Many of the classical and recent relations between information and estimation in the presence of Gaussian noise can be viewed as identities between expectations of random quantities. These include the relationship between mutual information and minimum mean square error (I-MMSE) of Guo ; the relative entropy and mismatched estimation relationship of Verdú; the relationship between causal estimation and mutual information of Duncan, and its extension to the presence of feedback by Kadota ; the relationship between causal and non-casual estimation of Guo , and its mismatched version of Weissman. We dispense with the expectations and explore the nature of the pointwise relations between the respective random quantities. The pointwise relations that we find are as succinctly stated as-and give considerable insight into-the original expectation identities.

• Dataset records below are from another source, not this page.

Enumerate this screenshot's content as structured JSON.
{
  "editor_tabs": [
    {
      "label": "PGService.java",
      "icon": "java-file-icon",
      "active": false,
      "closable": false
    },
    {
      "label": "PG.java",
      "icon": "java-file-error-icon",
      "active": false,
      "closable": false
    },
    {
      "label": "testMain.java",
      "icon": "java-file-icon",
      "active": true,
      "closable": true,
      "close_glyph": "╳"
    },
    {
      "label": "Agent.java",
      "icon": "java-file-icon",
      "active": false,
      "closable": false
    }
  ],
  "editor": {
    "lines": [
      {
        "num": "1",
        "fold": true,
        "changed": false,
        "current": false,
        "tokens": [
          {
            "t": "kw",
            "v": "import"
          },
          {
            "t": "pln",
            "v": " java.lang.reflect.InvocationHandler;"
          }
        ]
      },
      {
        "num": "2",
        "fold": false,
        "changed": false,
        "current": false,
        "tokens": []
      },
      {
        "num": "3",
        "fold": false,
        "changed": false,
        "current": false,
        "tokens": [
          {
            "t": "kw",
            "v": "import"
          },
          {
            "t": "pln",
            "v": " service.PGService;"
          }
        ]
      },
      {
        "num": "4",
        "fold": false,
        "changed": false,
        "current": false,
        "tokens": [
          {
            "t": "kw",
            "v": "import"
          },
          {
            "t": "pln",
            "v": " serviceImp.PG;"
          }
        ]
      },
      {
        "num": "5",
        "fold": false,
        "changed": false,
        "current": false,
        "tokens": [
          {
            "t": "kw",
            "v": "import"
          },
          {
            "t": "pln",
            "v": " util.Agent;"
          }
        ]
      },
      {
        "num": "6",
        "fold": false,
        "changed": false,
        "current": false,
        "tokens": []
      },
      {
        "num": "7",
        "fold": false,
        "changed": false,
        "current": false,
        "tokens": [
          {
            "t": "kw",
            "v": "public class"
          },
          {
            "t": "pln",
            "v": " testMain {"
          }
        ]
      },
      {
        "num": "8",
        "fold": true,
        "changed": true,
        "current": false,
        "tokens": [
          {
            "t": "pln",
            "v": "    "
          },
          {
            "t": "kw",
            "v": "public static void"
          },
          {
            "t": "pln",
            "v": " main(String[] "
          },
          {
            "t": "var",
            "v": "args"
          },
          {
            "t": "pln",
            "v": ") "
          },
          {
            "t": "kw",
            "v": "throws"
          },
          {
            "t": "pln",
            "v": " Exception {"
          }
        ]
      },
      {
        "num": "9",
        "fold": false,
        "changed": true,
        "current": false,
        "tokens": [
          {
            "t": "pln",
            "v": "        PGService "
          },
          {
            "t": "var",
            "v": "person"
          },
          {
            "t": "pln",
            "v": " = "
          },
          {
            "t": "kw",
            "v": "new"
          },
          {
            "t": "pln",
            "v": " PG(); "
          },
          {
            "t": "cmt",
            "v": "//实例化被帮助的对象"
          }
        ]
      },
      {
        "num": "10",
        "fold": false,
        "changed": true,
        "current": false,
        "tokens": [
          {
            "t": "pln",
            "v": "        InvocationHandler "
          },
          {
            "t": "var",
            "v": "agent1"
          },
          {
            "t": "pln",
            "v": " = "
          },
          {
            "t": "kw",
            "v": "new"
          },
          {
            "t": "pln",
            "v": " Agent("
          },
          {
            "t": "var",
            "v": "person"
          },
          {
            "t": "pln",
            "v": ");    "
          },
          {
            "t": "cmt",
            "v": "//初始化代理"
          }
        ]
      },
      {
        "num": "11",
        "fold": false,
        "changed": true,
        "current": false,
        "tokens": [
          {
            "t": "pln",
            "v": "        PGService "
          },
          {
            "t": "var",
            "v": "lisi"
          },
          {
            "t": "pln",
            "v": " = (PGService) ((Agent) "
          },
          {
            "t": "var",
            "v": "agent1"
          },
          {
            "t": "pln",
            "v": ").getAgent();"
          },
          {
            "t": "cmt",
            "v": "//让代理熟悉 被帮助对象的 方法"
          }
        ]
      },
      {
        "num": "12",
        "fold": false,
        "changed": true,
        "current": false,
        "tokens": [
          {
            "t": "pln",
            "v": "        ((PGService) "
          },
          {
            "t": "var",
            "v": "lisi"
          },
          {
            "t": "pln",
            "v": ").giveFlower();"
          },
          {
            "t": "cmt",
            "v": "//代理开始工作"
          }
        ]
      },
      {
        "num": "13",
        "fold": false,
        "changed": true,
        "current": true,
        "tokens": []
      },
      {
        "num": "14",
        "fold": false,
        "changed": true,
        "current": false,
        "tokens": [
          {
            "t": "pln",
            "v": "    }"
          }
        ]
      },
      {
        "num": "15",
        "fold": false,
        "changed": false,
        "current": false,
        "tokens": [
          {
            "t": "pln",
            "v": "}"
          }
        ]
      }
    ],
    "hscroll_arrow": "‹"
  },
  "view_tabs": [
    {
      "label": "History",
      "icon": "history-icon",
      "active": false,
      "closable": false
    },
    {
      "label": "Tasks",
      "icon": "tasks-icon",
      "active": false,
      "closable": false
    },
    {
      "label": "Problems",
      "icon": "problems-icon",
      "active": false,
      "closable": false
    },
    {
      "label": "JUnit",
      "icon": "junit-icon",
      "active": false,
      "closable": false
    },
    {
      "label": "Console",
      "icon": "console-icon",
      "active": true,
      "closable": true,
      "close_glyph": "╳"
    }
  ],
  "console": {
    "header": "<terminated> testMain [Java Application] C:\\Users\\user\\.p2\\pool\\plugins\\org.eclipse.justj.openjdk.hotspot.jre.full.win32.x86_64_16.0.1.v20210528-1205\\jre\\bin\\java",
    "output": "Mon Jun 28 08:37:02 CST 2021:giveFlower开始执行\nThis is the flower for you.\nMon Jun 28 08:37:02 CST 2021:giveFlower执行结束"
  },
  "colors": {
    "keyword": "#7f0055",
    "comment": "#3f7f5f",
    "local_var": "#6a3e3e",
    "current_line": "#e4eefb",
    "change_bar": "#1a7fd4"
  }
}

As an illustration of our results, consider Duncan's 1970 discovery that the mutual information is equal to the causal MMSE in the additive white Gaussian noise channel, which can equivalently be expressed saying that the difference between the input-output information density and half the causal estimation error is a zero-mean random variable (regardless of the distribution of the channel input). We characterize this random variable explicitly, rather than merely its expectation. Classical estimation and information theoretic quantities emerge with new and surprising roles. For example, the variance of this random variable turns out to be given by the causal MMSE (which, in turn, is equal to twice the mutual information by Duncan's result).